May I know which DRIVE OS version you’re using? I always observe “GR3D_FREQ 0%@1275 GR3D2_FREQ 0%@1275”.

Hi,
Since the default ‘send-receive’ loop value is too short to observe the tegrastats’ output, I suggest you to modify the loop times from 32 to 32768, which is located at line 981 of file block_producer_uc1.c, then you will see the valid frequency data after you launch the nvscistream_event_sample application.

"
line 981 if (prodData->counter == 32768) {
"
BTW, my driveOS version is 6.0.

I’m seeing “GR3D_FREQ 1%@1275 GR3D2_FREQ 1%@1275” on my environment.
Please share your version from “$ cat /etc/nvidia/version-ubuntu-rootfs.txt”.

Hi,

The content is “6.0.2.0-29628971”, your frequency is at 1275, and mine is at 114, does that means your device is working on full performance mode?

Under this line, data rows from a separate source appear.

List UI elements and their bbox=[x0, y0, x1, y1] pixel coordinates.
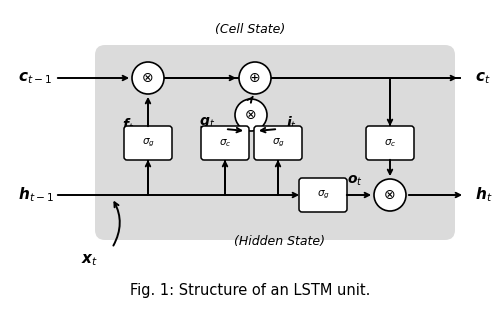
FancyBboxPatch shape bbox=[124, 126, 172, 160]
Text: ⊕: ⊕ bbox=[249, 71, 261, 85]
FancyBboxPatch shape bbox=[201, 126, 249, 160]
Text: $\boldsymbol{h}_{t-1}$: $\boldsymbol{h}_{t-1}$ bbox=[18, 186, 54, 204]
Text: $\boldsymbol{g}_t$: $\boldsymbol{g}_t$ bbox=[199, 115, 215, 130]
Text: $\sigma_c$: $\sigma_c$ bbox=[219, 137, 231, 149]
Text: $\sigma_g$: $\sigma_g$ bbox=[142, 137, 154, 149]
Text: $\boldsymbol{c}_{t-1}$: $\boldsymbol{c}_{t-1}$ bbox=[18, 70, 52, 86]
Circle shape bbox=[239, 62, 271, 94]
Circle shape bbox=[235, 99, 267, 131]
Circle shape bbox=[374, 179, 406, 211]
Text: (Cell State): (Cell State) bbox=[215, 23, 285, 37]
Text: $\boldsymbol{i}_t$: $\boldsymbol{i}_t$ bbox=[286, 114, 298, 132]
Text: ⊗: ⊗ bbox=[384, 188, 396, 202]
FancyBboxPatch shape bbox=[366, 126, 414, 160]
Text: $\boldsymbol{x}_t$: $\boldsymbol{x}_t$ bbox=[82, 252, 98, 268]
Text: Fig. 1: Structure of an LSTM unit.: Fig. 1: Structure of an LSTM unit. bbox=[130, 282, 370, 298]
Text: $\sigma_c$: $\sigma_c$ bbox=[384, 137, 396, 149]
Text: (Hidden State): (Hidden State) bbox=[234, 236, 326, 248]
Text: ⊗: ⊗ bbox=[245, 108, 257, 122]
Text: $\boldsymbol{f}_t$: $\boldsymbol{f}_t$ bbox=[122, 116, 134, 134]
Text: $\sigma_g$: $\sigma_g$ bbox=[272, 137, 284, 149]
FancyBboxPatch shape bbox=[95, 45, 455, 240]
Text: $\boldsymbol{o}_t$: $\boldsymbol{o}_t$ bbox=[347, 174, 363, 188]
FancyBboxPatch shape bbox=[254, 126, 302, 160]
Circle shape bbox=[132, 62, 164, 94]
Text: $\sigma_g$: $\sigma_g$ bbox=[316, 189, 330, 201]
Text: $\boldsymbol{c}_t$: $\boldsymbol{c}_t$ bbox=[475, 70, 490, 86]
Text: $\boldsymbol{h}_t$: $\boldsymbol{h}_t$ bbox=[475, 186, 492, 204]
Text: ⊗: ⊗ bbox=[142, 71, 154, 85]
FancyBboxPatch shape bbox=[299, 178, 347, 212]
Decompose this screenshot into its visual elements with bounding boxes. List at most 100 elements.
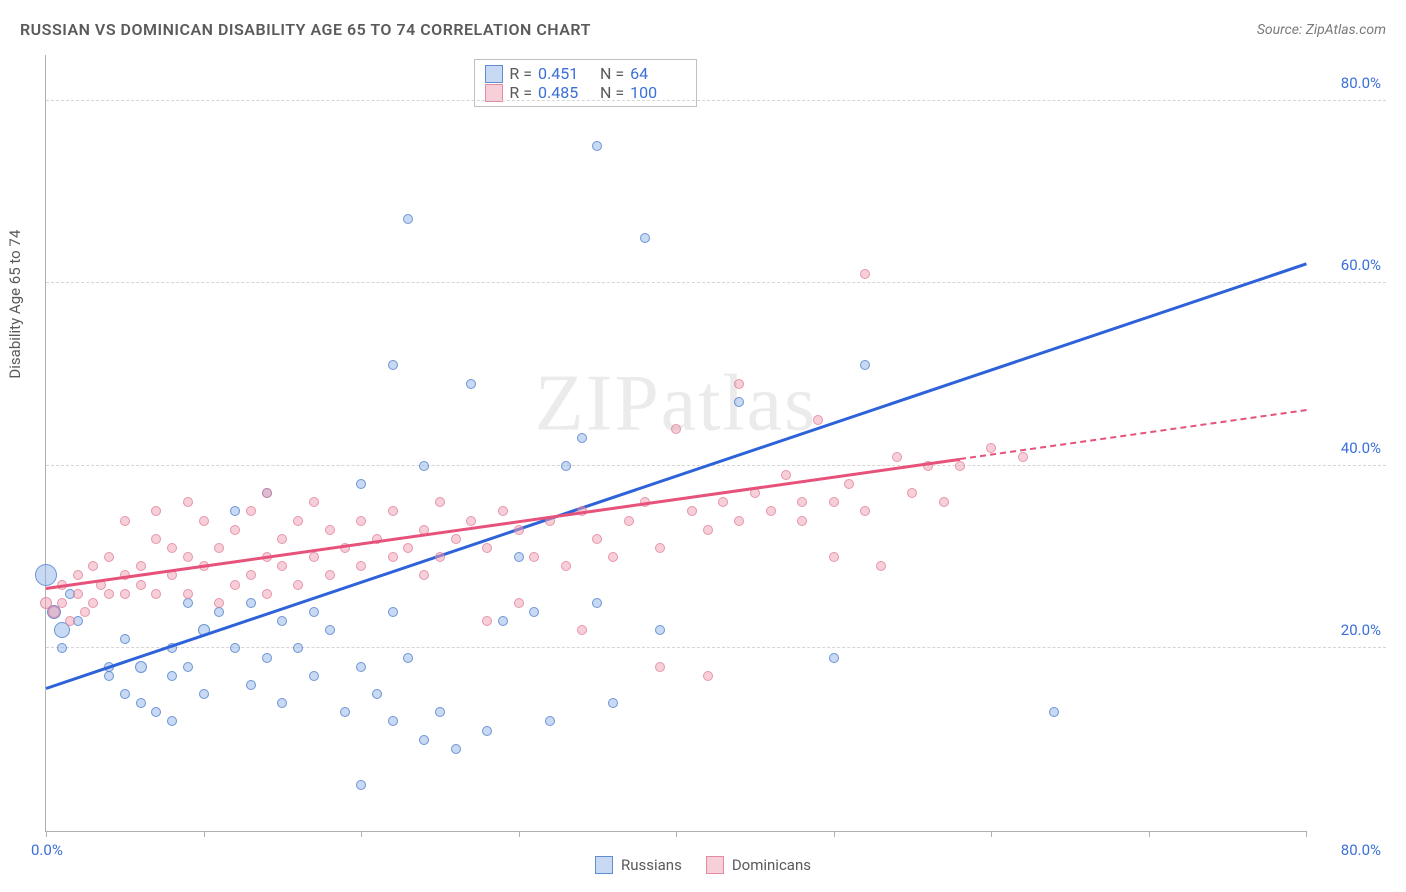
data-point	[466, 379, 476, 389]
data-point	[104, 671, 114, 681]
data-point	[88, 598, 98, 608]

It’s expected to always be running 1275 MHz. Please always upgrade to the latest version. Thanks.

Hi,
emmm…
Let’s go back to the topic, even if I set it to full performance mode(1275), GR3D still has consumption(1% on your side), how to explain this?

You can check the source or investigate it with nsight to get more insight on this.